- Title: Hitman
- IMDb: link
What’s Thanksgiving without a turkey? Hitman is exactly is good as you would expect from a flick adapted off a series of video games. It’s not the mind-numbing disaster Doom was (thank God! read that review), but it’s not exactly good either.
Timothy Olyphant stars as “Agent 47,” a bald hitman with a bar code stamped on the back of his head. He works for a secret organization performing assassination and murder for hire, that is until (for no apparent reason) he’s sold out by the people who own him and he goes on the run with a whore (Olga Kurylenko) owned by the man he must kill and avoid capture by the Interpol agent on his tail (Dougray Scott).
Here is the perfect example of video game logic versus screenplay logic.
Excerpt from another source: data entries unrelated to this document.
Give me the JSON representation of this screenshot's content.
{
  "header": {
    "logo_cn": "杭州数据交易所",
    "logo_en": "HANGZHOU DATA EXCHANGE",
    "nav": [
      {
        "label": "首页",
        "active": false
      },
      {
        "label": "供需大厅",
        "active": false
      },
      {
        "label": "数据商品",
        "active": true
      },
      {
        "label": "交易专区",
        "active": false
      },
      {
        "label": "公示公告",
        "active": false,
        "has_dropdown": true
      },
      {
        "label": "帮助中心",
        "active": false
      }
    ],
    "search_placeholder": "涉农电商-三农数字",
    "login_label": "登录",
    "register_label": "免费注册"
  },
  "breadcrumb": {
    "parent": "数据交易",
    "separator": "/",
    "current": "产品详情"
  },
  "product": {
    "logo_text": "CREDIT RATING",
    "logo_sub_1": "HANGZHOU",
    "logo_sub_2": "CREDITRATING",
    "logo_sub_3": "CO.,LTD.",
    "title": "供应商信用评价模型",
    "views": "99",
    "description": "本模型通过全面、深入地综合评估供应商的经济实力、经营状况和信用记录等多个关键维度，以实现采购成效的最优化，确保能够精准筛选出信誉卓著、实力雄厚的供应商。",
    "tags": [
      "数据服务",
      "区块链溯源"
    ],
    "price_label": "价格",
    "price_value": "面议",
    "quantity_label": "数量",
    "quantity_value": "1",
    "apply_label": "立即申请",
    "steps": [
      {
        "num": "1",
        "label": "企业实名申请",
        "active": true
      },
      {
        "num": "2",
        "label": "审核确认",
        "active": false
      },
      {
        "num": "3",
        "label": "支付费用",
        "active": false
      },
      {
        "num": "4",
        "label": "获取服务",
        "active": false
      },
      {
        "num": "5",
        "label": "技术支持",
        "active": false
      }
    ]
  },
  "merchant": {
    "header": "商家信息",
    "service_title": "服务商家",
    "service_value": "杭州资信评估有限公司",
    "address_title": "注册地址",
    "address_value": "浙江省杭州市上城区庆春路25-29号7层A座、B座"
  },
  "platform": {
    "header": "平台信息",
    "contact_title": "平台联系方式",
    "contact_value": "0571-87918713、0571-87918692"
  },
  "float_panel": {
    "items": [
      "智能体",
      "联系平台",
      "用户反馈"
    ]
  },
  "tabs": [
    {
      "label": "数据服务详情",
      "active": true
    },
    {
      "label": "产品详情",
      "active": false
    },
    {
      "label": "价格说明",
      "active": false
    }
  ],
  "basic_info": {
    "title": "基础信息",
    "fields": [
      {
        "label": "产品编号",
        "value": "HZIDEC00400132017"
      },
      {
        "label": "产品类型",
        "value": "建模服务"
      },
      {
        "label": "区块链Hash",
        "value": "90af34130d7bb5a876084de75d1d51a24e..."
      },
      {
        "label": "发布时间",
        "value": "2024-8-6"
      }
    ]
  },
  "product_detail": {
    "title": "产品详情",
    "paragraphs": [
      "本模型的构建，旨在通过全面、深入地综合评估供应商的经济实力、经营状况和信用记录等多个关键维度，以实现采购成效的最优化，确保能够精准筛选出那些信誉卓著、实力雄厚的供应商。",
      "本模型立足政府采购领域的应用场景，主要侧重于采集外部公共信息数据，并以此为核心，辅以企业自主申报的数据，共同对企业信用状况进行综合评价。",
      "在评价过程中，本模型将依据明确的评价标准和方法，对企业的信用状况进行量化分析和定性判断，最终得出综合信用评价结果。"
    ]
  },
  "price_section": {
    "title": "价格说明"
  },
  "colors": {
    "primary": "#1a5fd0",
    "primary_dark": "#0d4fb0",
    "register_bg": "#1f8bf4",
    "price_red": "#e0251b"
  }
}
In a video game I’m sure it’s exceptable to have an assassin who sticks out like a sore thumb (I don’t know about you but I think I’d notice a guy with a bar code tattooed on the back of his head), but here, even though our guy takes no steps to conceal himself, he’s almost impossible to find. And when he is caught more logic goes out the window. In one scene he faces off against three other men with guns only for all of them to drop their weapons and pull out identical twin swords (out of their collective asses, since they couldn’t conceal such weapons on them) and fight. You know you are in trouble when you’re watching a scene and asking “Why is this in the film?” and the only answer available is “Because it was in the video game.”
Aside from huge logic holes, a background story which is never developed, and some pretty shitty acting across the board the film also gives us no reason to care. Our main character is an emotionless killer, neither evil nor good, seemingly invincible and without care. We are given no reason to root for, or even against, him as the plot trudges on to its inevitable conclusion. There’s no drama or tension here as our bland video game character is never truly challenged or put in danger he can’t escape from. Even most of the action scenes are tame. And the only interesting part of the story, this organization which trains and brands assassins from childhood, is never explored. This is a second-rate xXx (a movie, by the way, I didn’t care for either) complete with just enough explosions and partial nudity to try and pull in the dumber part of the bored 17-20 audience with absolutely nothing else to do on a Friday night.
There’s just nothing here. Like the many films before it, and the many yet to come, video game movies (aside from a select few) just don’t play on film. When taken out of a video game world the stories often translate poorly, or as in this case, don’t translate at all.